Dylans and Federers most of us are not, but seeking more and better information in order to make decisions is an everyday situation we all find ourselves in, whether standing in an electronics shop or sitting behind an office desk. Sophisticated software tools will increasingly be at our disposal—on our smartphones, tablets and other devices—to help us analyse masses of information in seconds, and enable us to make the right decision. Or so the theory goes.
But there are a couple of dangers here. One is that, for some people, analysis is merely another type of information and will add to the burden of mentally processing it (even if the tool is supposed to do the processing for us). The larger danger is that "Big Data" – shorthand for the phenomenon of massive data flows generated by manifold varieties of media – and the analytics tools being developed to process them, will crowd out the role of intuition and hinder our ability to unthink.
The dilemma probably becomes clearest when talking about management decision-makers in organisations. While all manner of operational business decisions are being automated – such as when and how much product prices should be adjusted – many will always rely on a manager's gut feel.
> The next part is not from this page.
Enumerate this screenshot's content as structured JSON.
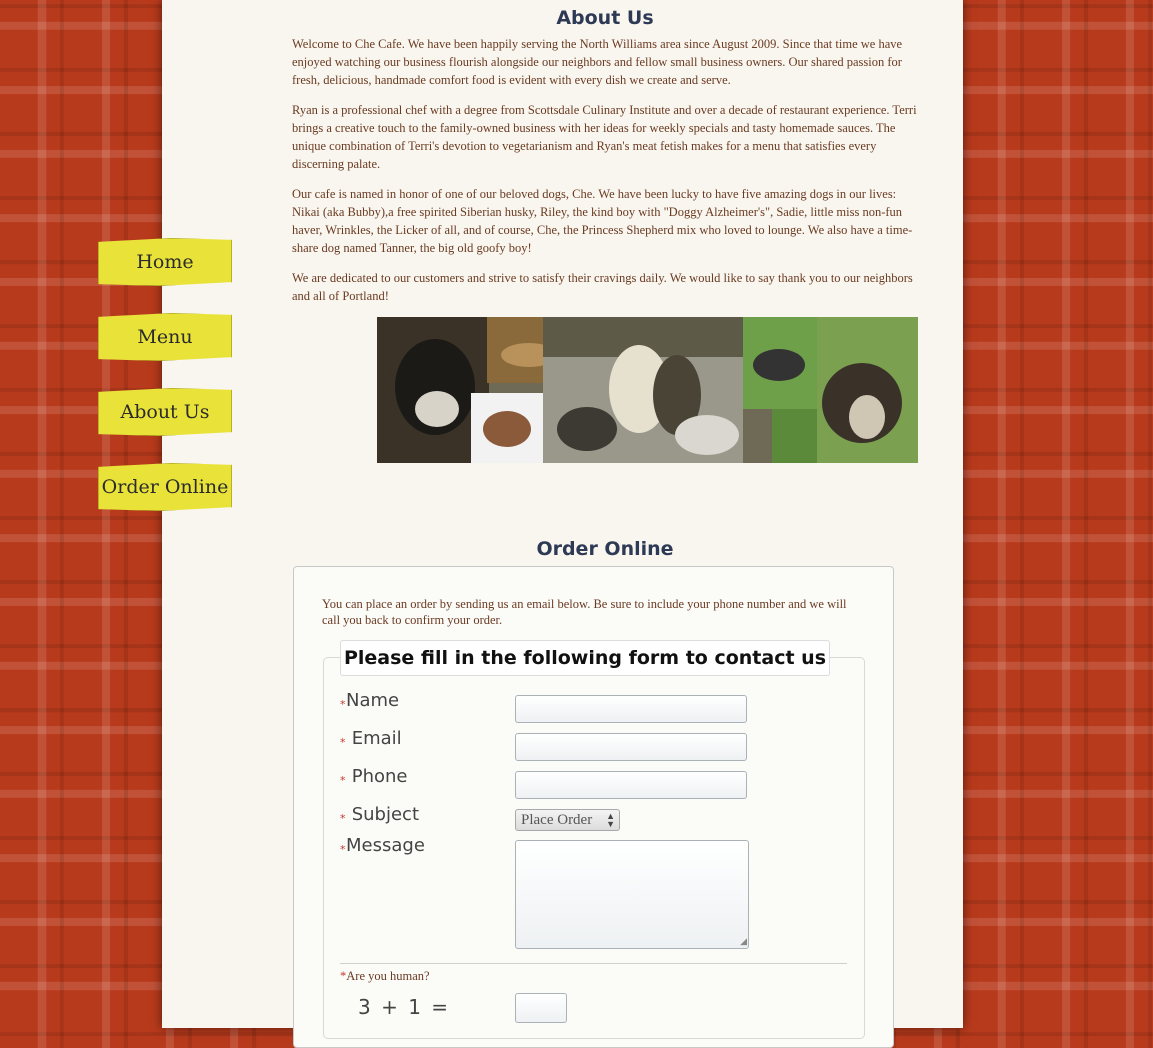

It's difficult to envisage decisions on whether or not to hire someone or contract a new supplier, for example, being made by anything other than human intuition.
This is why I find slightly disturbing a majority opinion in a recent business survey of ours that "management decisions based purely on intuition or experience are increasingly regarded as suspect". Hopefully "purely" is the operative word here, that intution is fine as long as it is supported by the detailed information and sophisticated, machine-generated analysis which Big Data bring to bear.
Even still, if exhaustive information and instant analysis are available for most decisions we have to make, will we lose the ability to unthink?